When a customer views a product page, the controller processes the request → the blocks fetch data → the templates render the HTML users see.

Relevant Directories

app/design/
app/code/*/*/view/
pub/static/

Themes

Themes control the visual output of the storefront and admin panel.

app/design/frontend/Vendor/theme/
│── layout/
│── templates/
│── web/
  • layout/ – Page structure definitions

  • templates/ – HTML rendering

  • web/ – CSS, JS, images

Layout XML

Layout XML files define:

  • Which blocks are loaded

  • Where blocks appear

  • Which templates are used

Example:

view/frontend/layout/catalog_product_view.xml

Blocks

Blocks act as intermediaries between models and templates.

Block/Product/View.php

Responsibilities:

  • Fetch data from models

  • Prepare data for templates

Blocks should not contain database logic.

Templates (.phtml)

Templates handle rendering only.

templates/product/view.phtml

Rules:

  • No direct database queries

  • No business logic

  • Minimal PHP code

Controllers

Controllers handle HTTP requests.

Controller/Index/Index.php

Responsibilities:

  • Receive requests

  • Return responses

  • Decide which page or action to load

Controllers should not contain business logic.

2. Service Layer

This layer acts as a bridge between UI and business logic.
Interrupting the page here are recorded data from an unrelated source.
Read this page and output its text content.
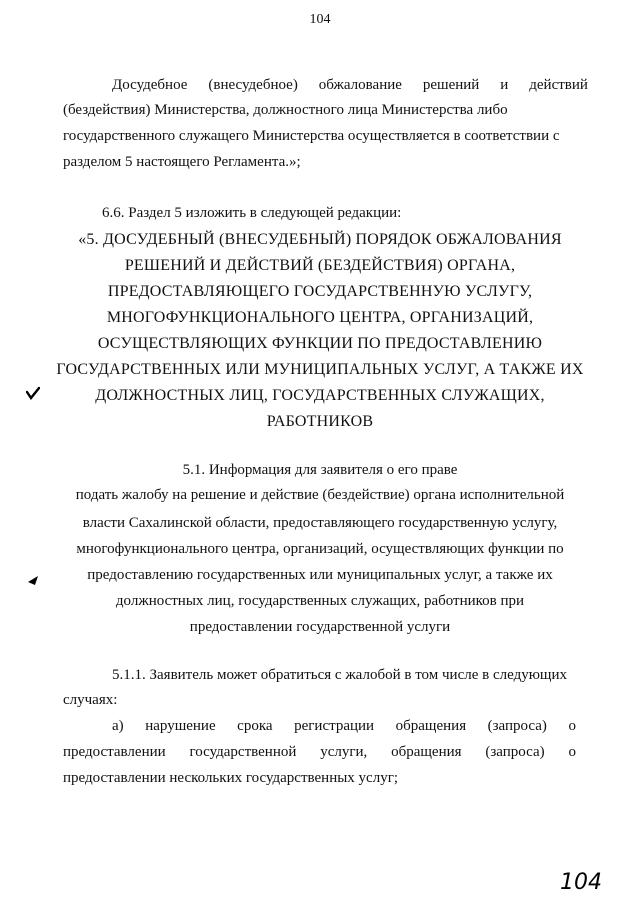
104
Досудебное (внесудебное) обжалование решений и действий
(бездействия) Министерства, должностного лица Министерства либо
государственного служащего Министерства осуществляется в соответствии с
разделом 5 настоящего Регламента.»;
6.6. Раздел 5 изложить в следующей редакции:
«5. ДОСУДЕБНЫЙ (ВНЕСУДЕБНЫЙ) ПОРЯДОК ОБЖАЛОВАНИЯ
РЕШЕНИЙ И ДЕЙСТВИЙ (БЕЗДЕЙСТВИЯ) ОРГАНА,
ПРЕДОСТАВЛЯЮЩЕГО ГОСУДАРСТВЕННУЮ УСЛУГУ,
МНОГОФУНКЦИОНАЛЬНОГО ЦЕНТРА, ОРГАНИЗАЦИЙ,
ОСУЩЕСТВЛЯЮЩИХ ФУНКЦИИ ПО ПРЕДОСТАВЛЕНИЮ
ГОСУДАРСТВЕННЫХ ИЛИ МУНИЦИПАЛЬНЫХ УСЛУГ, А ТАКЖЕ ИХ
ДОЛЖНОСТНЫХ ЛИЦ, ГОСУДАРСТВЕННЫХ СЛУЖАЩИХ,
РАБОТНИКОВ
5.1. Информация для заявителя о его праве
подать жалобу на решение и действие (бездействие) органа исполнительной
власти Сахалинской области, предоставляющего государственную услугу,
многофункционального центра, организаций, осуществляющих функции по
предоставлению государственных или муниципальных услуг, а также их
должностных лиц, государственных служащих, работников при
предоставлении государственной услуги
5.1.1. Заявитель может обратиться с жалобой в том числе в следующих
случаях:
а) нарушение срока регистрации обращения (запроса) о
предоставлении государственной услуги, обращения (запроса) о
предоставлении нескольких государственных услуг;
104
It uses Service Contracts — PHP interfaces that define what operations are allowed (like “get product list” or “place order”).
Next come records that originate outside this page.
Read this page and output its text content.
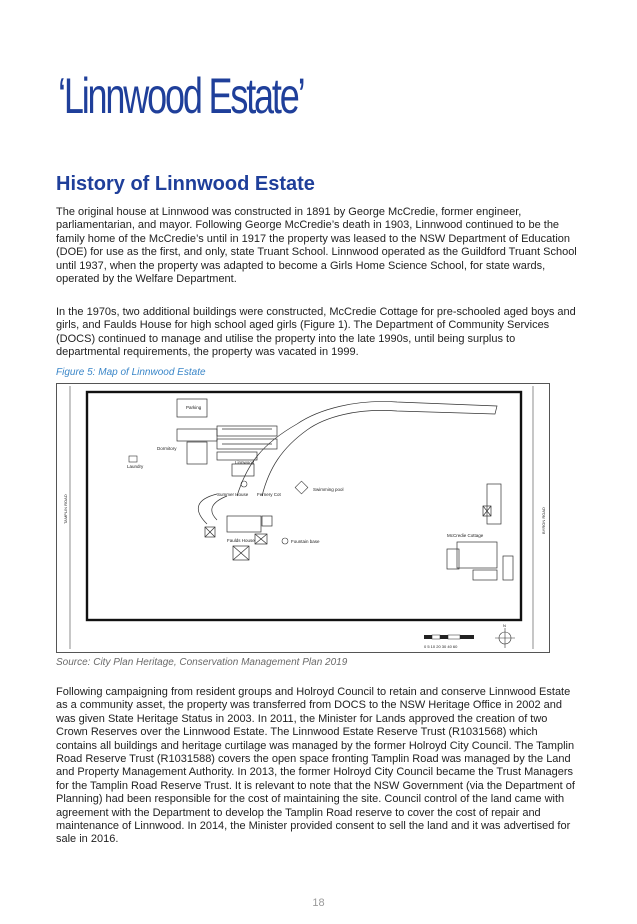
‘Linnwood Estate’
History of Linnwood Estate

The original house at Linnwood was constructed in 1891 by George McCredie, former engineer, parliamentarian, and mayor. Following George McCredie’s death in 1903, Linnwood continued to be the family home of the McCredie’s until in 1917 the property was leased to the NSW Department of Education (DOE) for use as the first, and only, state Truant School. Linnwood operated as the Guildford Truant School until 1937, when the property was adapted to become a Girls Home Science School, for state wards, operated by the Welfare Department.

In the 1970s, two additional buildings were constructed, McCredie Cottage for pre-schooled aged boys and girls, and Faulds House for high school aged girls (Figure 1). The Department of Community Services (DOCS) continued to manage and utilise the property into the late 1990s, until being surplus to departmental requirements, the property was vacated in 1999.

Figure 5: Map of Linnwood Estate

TAMPLIN ROAD	BYRON ROAD
Parking
Dormitory
Laundry
Linnwood
Summer House Fernery Cot
Swimming pool
Faulds House	Fountain base
McCredie Cottage
0 5 10 20 30 40 60
N

Source: City Plan Heritage, Conservation Management Plan 2019

Following campaigning from resident groups and Holroyd Council to retain and conserve Linnwood Estate as a community asset, the property was transferred from DOCS to the NSW Heritage Office in 2002 and was given State Heritage Status in 2003. In 2011, the Minister for Lands approved the creation of two Crown Reserves over the Linnwood Estate. The Linnwood Estate Reserve Trust (R1031568) which contains all buildings and heritage curtilage was managed by the former Holroyd City Council. The Tamplin Road Reserve Trust (R1031588) covers the open space fronting Tamplin Road was managed by the Land and Property Management Authority. In 2013, the former Holroyd City Council became the Trust Managers for the Tamplin Road Reserve Trust. It is relevant to note that the NSW Government (via the Department of Planning) had been responsible for the cost of maintaining the site. Council control of the land came with agreement with the Department to develop the Tamplin Road reserve to cover the cost of repair and maintenance of Linnwood. In 2014, the Minister provided consent to sell the land and it was advertised for sale in 2016.

18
These contracts define what actions can be performed on data, not how they are implemented.

This abstraction allows multiple implementations without affecting consumers.
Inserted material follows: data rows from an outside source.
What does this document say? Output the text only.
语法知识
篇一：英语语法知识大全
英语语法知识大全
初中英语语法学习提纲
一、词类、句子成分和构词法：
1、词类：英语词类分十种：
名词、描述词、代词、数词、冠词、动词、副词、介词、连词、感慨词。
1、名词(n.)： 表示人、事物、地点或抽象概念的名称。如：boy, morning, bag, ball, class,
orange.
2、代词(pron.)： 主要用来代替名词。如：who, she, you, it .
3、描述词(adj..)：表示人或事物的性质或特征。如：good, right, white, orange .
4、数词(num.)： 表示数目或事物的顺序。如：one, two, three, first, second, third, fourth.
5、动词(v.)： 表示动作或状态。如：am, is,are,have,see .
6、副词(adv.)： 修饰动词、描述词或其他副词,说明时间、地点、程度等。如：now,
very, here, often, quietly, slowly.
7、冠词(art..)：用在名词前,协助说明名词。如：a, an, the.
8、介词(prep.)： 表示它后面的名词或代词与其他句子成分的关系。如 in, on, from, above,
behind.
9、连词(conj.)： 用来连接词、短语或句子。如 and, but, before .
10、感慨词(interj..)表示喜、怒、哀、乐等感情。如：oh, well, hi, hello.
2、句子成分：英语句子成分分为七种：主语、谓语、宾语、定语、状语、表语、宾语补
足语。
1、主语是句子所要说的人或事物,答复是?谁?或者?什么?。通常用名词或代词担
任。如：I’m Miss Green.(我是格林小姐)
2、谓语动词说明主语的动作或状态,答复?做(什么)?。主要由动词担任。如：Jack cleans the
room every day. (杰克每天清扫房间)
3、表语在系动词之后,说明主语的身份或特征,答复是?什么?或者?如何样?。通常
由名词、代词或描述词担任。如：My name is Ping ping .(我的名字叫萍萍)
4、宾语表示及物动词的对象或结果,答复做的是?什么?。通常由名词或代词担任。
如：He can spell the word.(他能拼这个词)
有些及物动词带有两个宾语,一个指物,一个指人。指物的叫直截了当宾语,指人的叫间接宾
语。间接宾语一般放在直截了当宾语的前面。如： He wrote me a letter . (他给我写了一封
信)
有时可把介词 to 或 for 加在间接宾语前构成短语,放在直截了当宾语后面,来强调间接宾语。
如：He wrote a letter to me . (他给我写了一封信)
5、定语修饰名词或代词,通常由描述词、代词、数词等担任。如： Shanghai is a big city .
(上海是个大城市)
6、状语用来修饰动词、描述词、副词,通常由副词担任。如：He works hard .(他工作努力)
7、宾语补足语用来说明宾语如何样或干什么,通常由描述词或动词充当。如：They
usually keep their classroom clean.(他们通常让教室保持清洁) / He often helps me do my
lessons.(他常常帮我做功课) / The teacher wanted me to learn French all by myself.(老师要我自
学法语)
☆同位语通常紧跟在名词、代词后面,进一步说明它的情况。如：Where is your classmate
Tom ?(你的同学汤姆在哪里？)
REST and GraphQL APIs are built on top of this layer.
That’s why Magento 2 works efficiently in headless and mobile-first architectures.

service-contract

Key Directories

Api/
Api/Data/

Service Contracts

Service contracts are PHP interfaces that define allowed operations.

Example:

Api/ProductRepositoryInterface.php

Why Service Contracts Matter

  • Prevent direct dependency on concrete classes

  • Allow Magento to change implementations internally

  • Ensure backward compatibility during upgrades

3. Domain (Business Logic) Layer

Here lies the core intellect of Magento.

This layer decides how things should work:

  • Validating customer data

  • Applying pricing rules

  • Tax calculations

  • Inventory updates

It doesn’t care how data is stored — only what operations are performed.

Directory Location

Model/

Models

Models represent business entities and operations.

Model/Product.php
Model/Order.php

Models should:

  • Contain business rules

  • Avoid direct database queries

Management Classes

Model/OrderManagement.php

These classes:

  • Coordinate multiple models

  • Execute complex workflows

Validators

Model/Validator/

Used to:

  • Validate inputs

  • Enforce rules before saving or processing data

4. Persistence Layer

The persistence layer handles all database interactions.

This includes:

  • Resource Models — map PHP objects to database tables

  • Collections — help retrieve sets of records

  • Repositories — abstract data access

Directory Structure

Model/ResourceModel/
Model/ResourceModel/*/Collection.php

Resource Models

ResourceModel/Product.php

Responsibilities:

  • Define table name

  • Define primary key

  • Execute SQL queries

Resource Models should not contain business logic.

Collections

ResourceModel/Product/Collection.php

Used for:

  • Fetching multiple records

  • Filtering and sorting data

Magento Modules Structure

A Magento 2 module is a self-contained unit of functionality.

Modules can:

  • Be enabled/disabled independently

  • Override or extend other modules

  • Add new features without touching core Magento code

Module Location

app/code/Vendor/Module/

Standard Module Structure

Vendor/Module/
│── Api/
│── Block/
│── Controller/
│── etc/
│── Model/
│── Observer/
│── Plugin/
│── view/
│── registration.php
│── composer.json

This modular architecture is one of the reasons Magento is highly customizable.

Conclusion

Magento 2 architecture is built for long-term growth and flexibility.
Its layered, modular design follows modern development standards.

Understanding this architecture helps developers write cleaner code.
It also helps businesses build stable, future-proof eCommerce platforms.